According to the U.S. Fish and Wildlife Service, collision with building glass is estimated to be the second greatest source of direct mortality of birds, with over 300 million birds killed each year. Birds crash into buildings at alarming rates because they cannot see clear or reflective glass and mistake it for clear air space. It is possible for glass buildings to be “bird friendly” by using glass that is opaque or that contains patterns or films that are opaque on one side and mostly clear on the other, or by incorporating special lighting systems.

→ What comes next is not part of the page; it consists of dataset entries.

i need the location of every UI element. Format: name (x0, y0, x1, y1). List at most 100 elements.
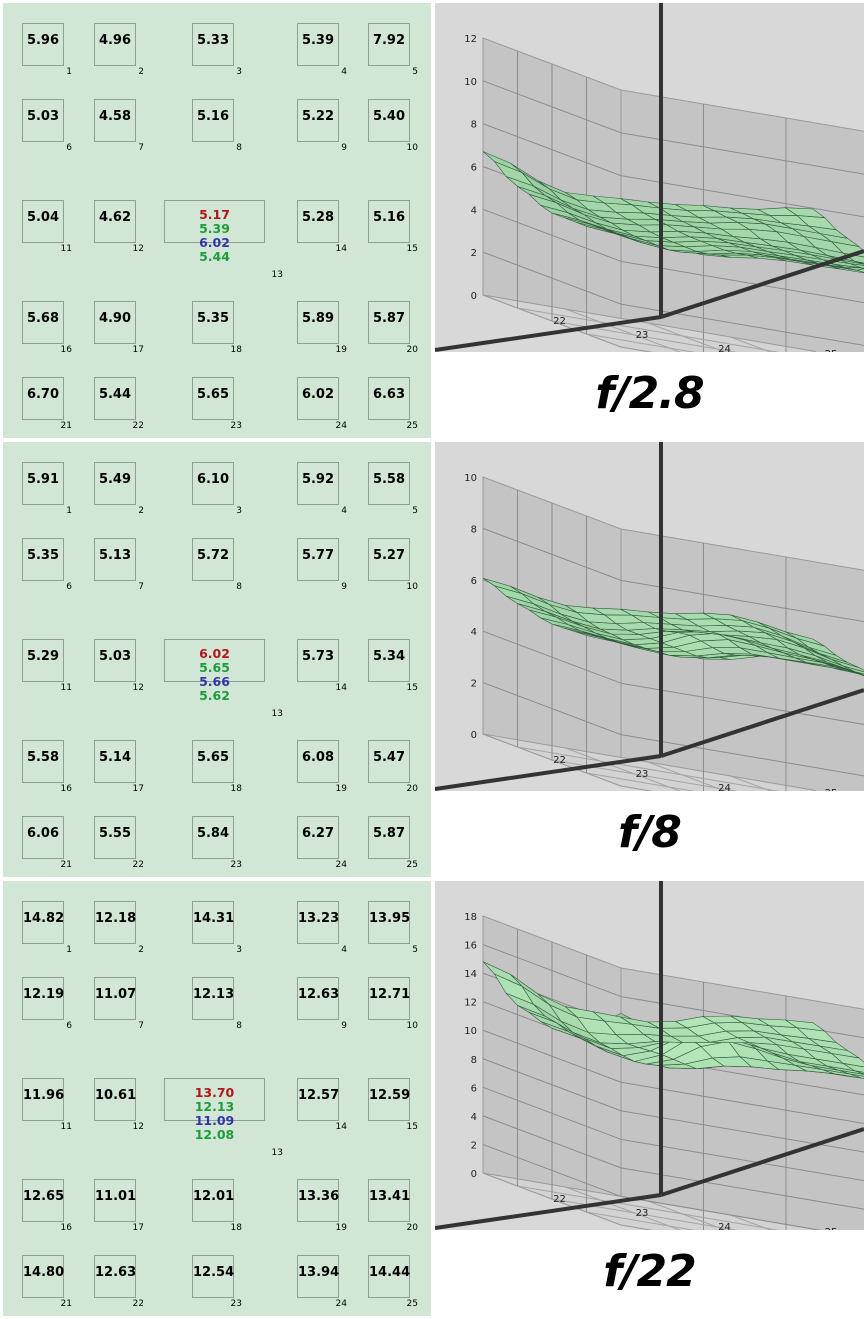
focus-point-number: 6 (66, 582, 72, 592)
focus-point-number: 16 (60, 1223, 72, 1233)
focus-point-number: 24 (335, 421, 347, 431)
focus-point-number: 1 (66, 945, 72, 955)
focus-point-value: 14.31 (193, 911, 235, 926)
center-value: 5.62 (199, 688, 230, 703)
x-tick-label: 23 (636, 330, 649, 341)
focus-point-number: 13 (271, 1148, 283, 1158)
focus-point: 11.96 (22, 1078, 64, 1121)
focus-point-value: 5.35 (26, 548, 60, 563)
focus-point: 5.58 (22, 740, 64, 783)
y-axis (660, 688, 864, 758)
focus-point-number: 14 (335, 683, 347, 693)
grid-line (482, 1143, 622, 1197)
focus-point-number: 4 (341, 506, 347, 516)
aperture-label: f/2.8 (595, 368, 704, 419)
focus-point: 5.77 (297, 538, 339, 581)
focus-point-number: 12 (132, 244, 144, 254)
grid-line (586, 772, 696, 791)
z-tick-label: 0 (471, 1169, 477, 1180)
focus-point-value: 14.82 (23, 911, 65, 926)
surface-patch (849, 1073, 864, 1079)
grid-line (620, 1081, 864, 1124)
focus-point-value: 12.71 (369, 987, 411, 1002)
grid-line (551, 1198, 738, 1230)
center-values: 5.17 5.39 6.02 5.44 (164, 208, 265, 264)
focus-point: 5.22 (297, 99, 339, 142)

“Recognizing that the Hackensack Meadowlands is a birding hotspot, where more than 285 species have been seen, including 34 species that are listed as threatened, endangered, or species of special concern, this bill encourages Hackensack Meadowlands to use “bird friendly” glass or other construction and design techniques to reduce the number of bird collisions occurring in that area,” said Eustace. “Using reflective or opaque or patterned glass will help to lessen the confusion for birds flying around the Meadowlands. It just makes sense to consider the design’s impact on the surrounding environment before construction of new buildings.”
The bill (A-4795) would require buildings or structures constructed or reconstructed in the Hackensack Meadowlands to use “bird friendly” glass or other construction and design techniques to reduce bird collisions. This requirement would not apply to the construction or reconstruction of (1) a single family home, town home, or row home, or (2) any apartment building, condominium building, or multi-family home of three stories or less.
The bill would also provide that the New Jersey Sports and Exposition Authority, may adopt codes and standards concerning building construction and design techniques that reduce bird collisions with building glass. The codes and standards would be based upon the best practices for reducing bird collisions with buildings and building glass developed by the Division of Migratory Bird Management in the United States Fish and Wildlife Service (USFWS), and the “Reducing Bird Collisions” program developed as part of the Leadership in Energy and Environmental Design (LEED) Green Building Rating System, adopted by the United States Green Building Council.
The bill would take effect immediately upon enactment.
It was approved by the Assembly Environment and Solid Waste Committee and will now go to the Assembly Speaker for further consideration.